Ma non è solo questo. Ho scoperto anche che iniziavo ad annoiarmi. Sempre lo stesso impianto, sempre la stessa pompetta Solar Project, sempre lo stesso approccio. Mentre molti, intorno a me, andavano avanti esplorando nuove strade. Ho poco spazio in casa, è vero, ma ci si può organizzare. Mia figlia, nata quasi quattro anni fa, è cresciuta un po’, il tempo libero è più gestibile. Insomma, posso tornare a sperimentare, anche per cercare stimoli che un po’ mi sono mancati in questo ultimo anno di cotte.
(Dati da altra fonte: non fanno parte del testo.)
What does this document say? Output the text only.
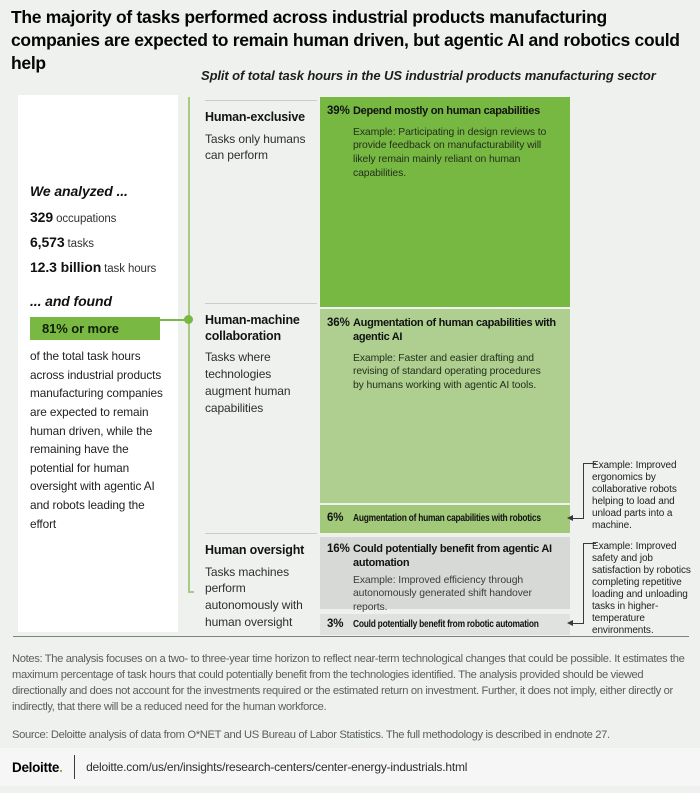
The majority of tasks performed across industrial products manufacturing companies are expected to remain human driven, but agentic AI and robotics could help
Split of total task hours in the US industrial products manufacturing sector
We analyzed ...
329 occupations
6,573 tasks
12.3 billion task hours
... and found
81% or more

of the total task hours across industrial products manufacturing companies are expected to remain human driven, while the remaining have the potential for human oversight with agentic AI and robots leading the effort

Human-exclusive
Tasks only humans can perform
Human-machine collaboration
Tasks where technologies augment human capabilities
Human oversight
Tasks machines perform autonomously with human oversight
39% Depend mostly on human capabilities

Example: Participating in design reviews to provide feedback on manufacturability will likely remain mainly reliant on human capabilities.

36% Augmentation of human capabilities with agentic AI

Example: Faster and easier drafting and revising of standard operating procedures by humans working with agentic AI tools.

6% Augmentation of human capabilities with robotics
16% Could potentially benefit from agentic AI automation

Example: Improved efficiency through autonomously generated shift handover reports.

3% Could potentially benefit from robotic automation
Example: Improved ergonomics by collaborative robots helping to load and unload parts into a machine.
Example: Improved safety and job satisfaction by robotics completing repetitive loading and unloading tasks in higher-temperature environments.

Notes: The analysis focuses on a two- to three-year time horizon to reflect near-term technological changes that could be possible. It estimates the maximum percentage of task hours that could potentially benefit from the technologies identified. The analysis provided should be viewed directionally and does not account for the investments required or the estimated return on investment. Further, it does not imply, either directly or indirectly, that there will be a reduced need for the human workforce.

Source: Deloitte analysis of data from O*NET and US Bureau of Labor Statistics. The full methodology is described in endnote 27.

Deloitte. deloitte.com/us/en/insights/research-centers/center-energy-industrials.html
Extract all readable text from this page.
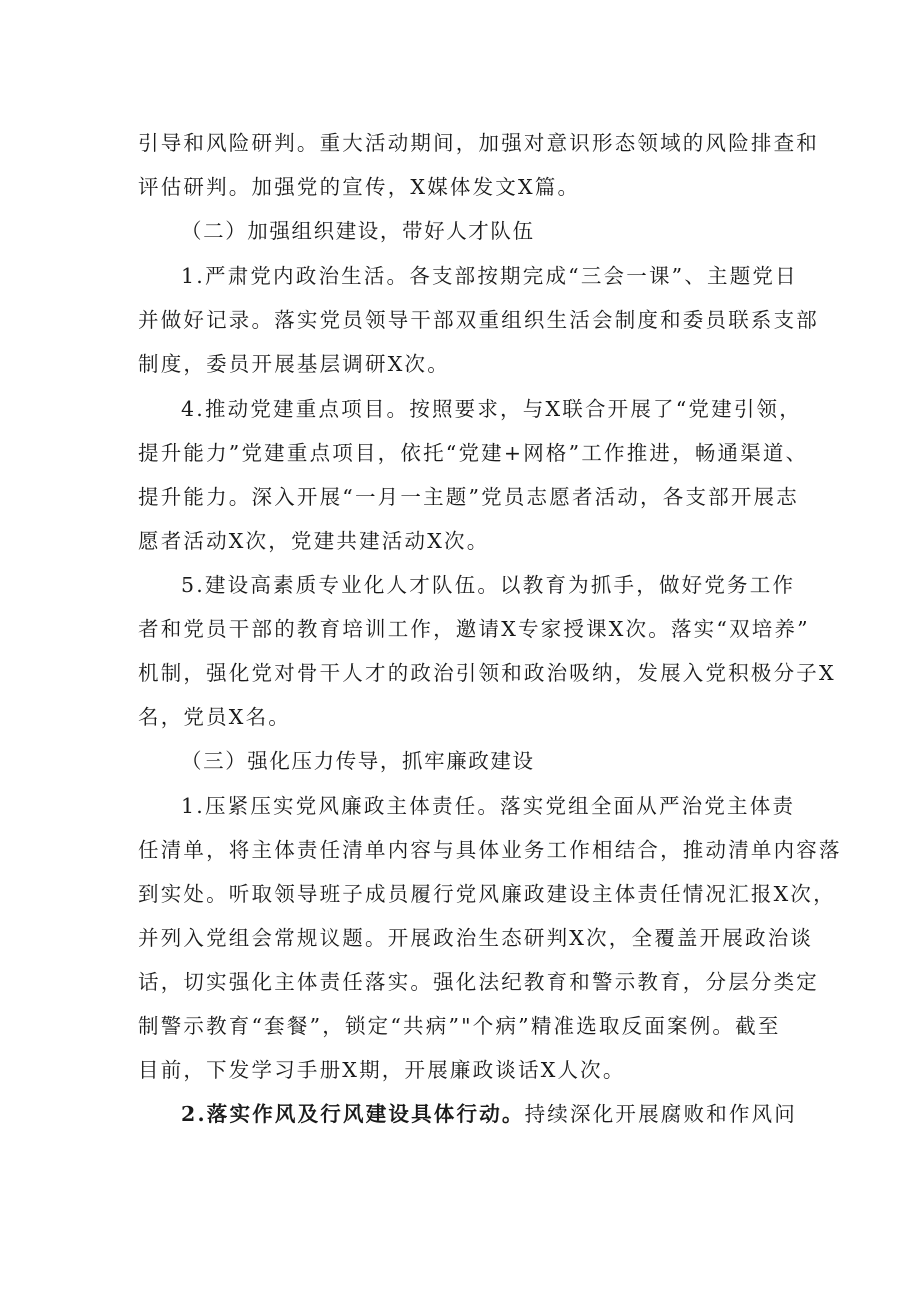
引导和风险研判。重大活动期间，加强对意识形态领域的风险排查和
评估研判。加强党的宣传，X媒体发文X篇。
（二）加强组织建设，带好人才队伍
1.严肃党内政治生活。各支部按期完成“三会一课”、主题党日
并做好记录。落实党员领导干部双重组织生活会制度和委员联系支部
制度，委员开展基层调研X次。
4.推动党建重点项目。按照要求，与X联合开展了“党建引领，
提升能力”党建重点项目，依托“党建+网格”工作推进，畅通渠道、
提升能力。深入开展“一月一主题”党员志愿者活动，各支部开展志
愿者活动X次，党建共建活动X次。
5.建设高素质专业化人才队伍。以教育为抓手，做好党务工作
者和党员干部的教育培训工作，邀请X专家授课X次。落实“双培养”
机制，强化党对骨干人才的政治引领和政治吸纳，发展入党积极分子X
名，党员X名。
（三）强化压力传导，抓牢廉政建设
1.压紧压实党风廉政主体责任。落实党组全面从严治党主体责
任清单，将主体责任清单内容与具体业务工作相结合，推动清单内容落
到实处。听取领导班子成员履行党风廉政建设主体责任情况汇报X次，
并列入党组会常规议题。开展政治生态研判X次，全覆盖开展政治谈
话，切实强化主体责任落实。强化法纪教育和警示教育，分层分类定
制警示教育“套餐”，锁定“共病”"个病”精准选取反面案例。截至
目前，下发学习手册X期，开展廉政谈话X人次。
2.落实作风及行风建设具体行动。持续深化开展腐败和作风问
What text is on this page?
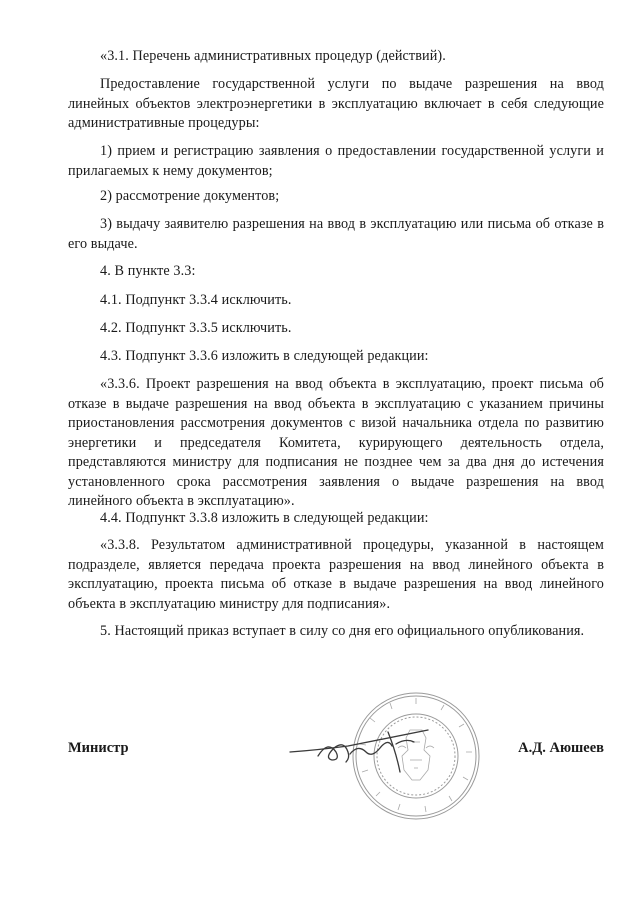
«3.1. Перечень административных процедур (действий).

Предоставление государственной услуги по выдаче разрешения на ввод линейных объектов электроэнергетики в эксплуатацию включает в себя следующие административные процедуры:

1) прием и регистрацию заявления о предоставлении государственной услуги и прилагаемых к нему документов;

2) рассмотрение документов;

3) выдачу заявителю разрешения на ввод в эксплуатацию или письма об отказе в его выдаче.

4. В пункте 3.3:

4.1. Подпункт 3.3.4 исключить.

4.2. Подпункт 3.3.5 исключить.

4.3. Подпункт 3.3.6 изложить в следующей редакции:

«3.3.6. Проект разрешения на ввод объекта в эксплуатацию, проект письма об отказе в выдаче разрешения на ввод объекта в эксплуатацию с указанием причины приостановления рассмотрения документов с визой начальника отдела по развитию энергетики и председателя Комитета, курирующего деятельность отдела, представляются министру для подписания не позднее чем за два дня до истечения установленного срока рассмотрения заявления о выдаче разрешения на ввод линейного объекта в эксплуатацию».

4.4. Подпункт 3.3.8 изложить в следующей редакции:

«3.3.8. Результатом административной процедуры, указанной в настоящем подразделе, является передача проекта разрешения на ввод линейного объекта в эксплуатацию, проекта письма об отказе в выдаче разрешения на ввод линейного объекта в эксплуатацию министру для подписания».

5. Настоящий приказ вступает в силу со дня его официального опубликования.

Министр	А.Д. Аюшеев
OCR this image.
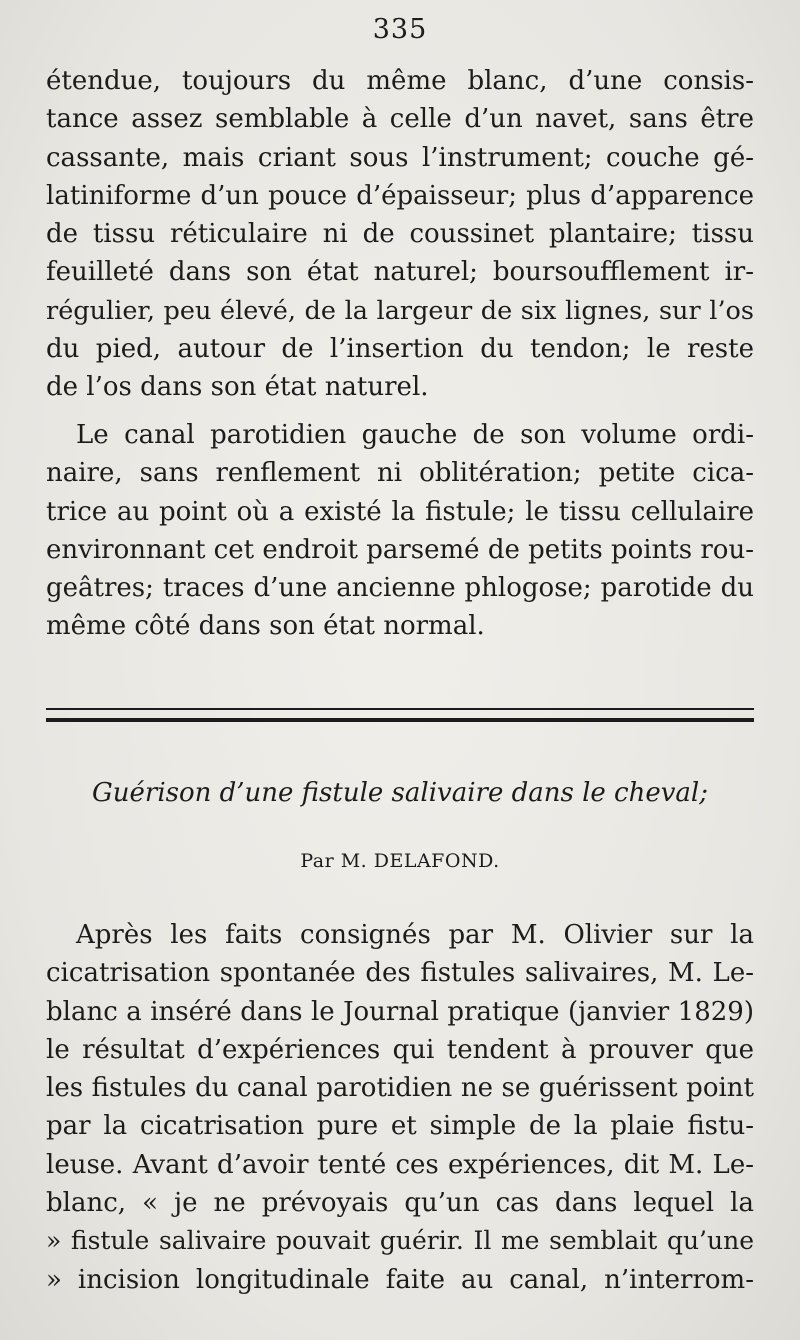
335
étendue, toujours du même blanc, d’une consis-
tance assez semblable à celle d’un navet, sans être
cassante, mais criant sous l’instrument; couche gé-
latiniforme d’un pouce d’épaisseur; plus d’apparence
de tissu réticulaire ni de coussinet plantaire; tissu
feuilleté dans son état naturel; boursoufflement ir-
régulier, peu élevé, de la largeur de six lignes, sur l’os
du pied, autour de l’insertion du tendon; le reste
de l’os dans son état naturel.
Le canal parotidien gauche de son volume ordi-
naire, sans renflement ni oblitération; petite cica-
trice au point où a existé la fistule; le tissu cellulaire
environnant cet endroit parsemé de petits points rou-
geâtres; traces d’une ancienne phlogose; parotide du
même côté dans son état normal.
Guérison d’une fistule salivaire dans le cheval;
Par M. DELAFOND.
Après les faits consignés par M. Olivier sur la
cicatrisation spontanée des fistules salivaires, M. Le-
blanc a inséré dans le Journal pratique (janvier 1829)
le résultat d’expériences qui tendent à prouver que
les fistules du canal parotidien ne se guérissent point
par la cicatrisation pure et simple de la plaie fistu-
leuse. Avant d’avoir tenté ces expériences, dit M. Le-
blanc, « je ne prévoyais qu’un cas dans lequel la
» fistule salivaire pouvait guérir. Il me semblait qu’une
» incision longitudinale faite au canal, n’interrom-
Photo by Goh Rhy Yan on Unsplash
Photo by Goh Rhy Yan on Unsplash

Da dove partire? Anzitutto dal BIAB. Lo mollo? Non del tutto, almeno per ora. Sono affezionato alla mia sacca, non mi sento di abbandonarla al suo destino così. Ho deciso di evolvere l’impianto verso un tre tini semplificato. Non ho ancora ben chiaro cosa farò nello specifico, ma l’obiettivo è liberarmi di quel di mosto torbido che ogni volta porto in bollitura. Lo so, ho detto più volte che non è particolarmente importante, che le birre sono buone lo stesso. E lo sono, in generale. Ne ho fatte diverse molto piacevoli, ma ho fatto anche discrete cagate (tipo l’ultima pilsner, di cui ho parlato velocemente sulla pagina Facebook del blog). Dipende dal mosto torbido? Non credo, ma non voglio diventare un disco rotto che ripete sempre le stesse cose senza provare strade alternative. Delle quasi 90 cotte che ho alle spalle, solo le prime quattro/cinque sono state fatte in all-grain classico con sparge, quando ancora non capivo granché di come si faceva la birra e avevo tanti altri problemi (tipo nessun controllo della temperatura di fermentazione). Vale la pena tentare una strada diversa, almeno per qualche cotta.

Inoltre, vorrei avere un sistema flessibile che mi permetta di avere efficienza più alta quando faccio birre con OG sopra 1,070. Mi sono stufato di macinare (e buttare) chili e chili di malto. Magari per qualche birra farò ancora cotte veloci in BIAB, ma non sempre. Quello che non cambierò sono i litri prodotti: voglio continuare a produrre al massimo 12-15 litri perché sono quelli che riesco a consumare in tempi ragionevoli senza che una certa birra inizi a stancarmi. Inoltre si fa prima a imbottigliare, le bottiglie (vuote e piene) occupano meno spazio ed entrano tutte in lavastoviglie per la sanitizzazione.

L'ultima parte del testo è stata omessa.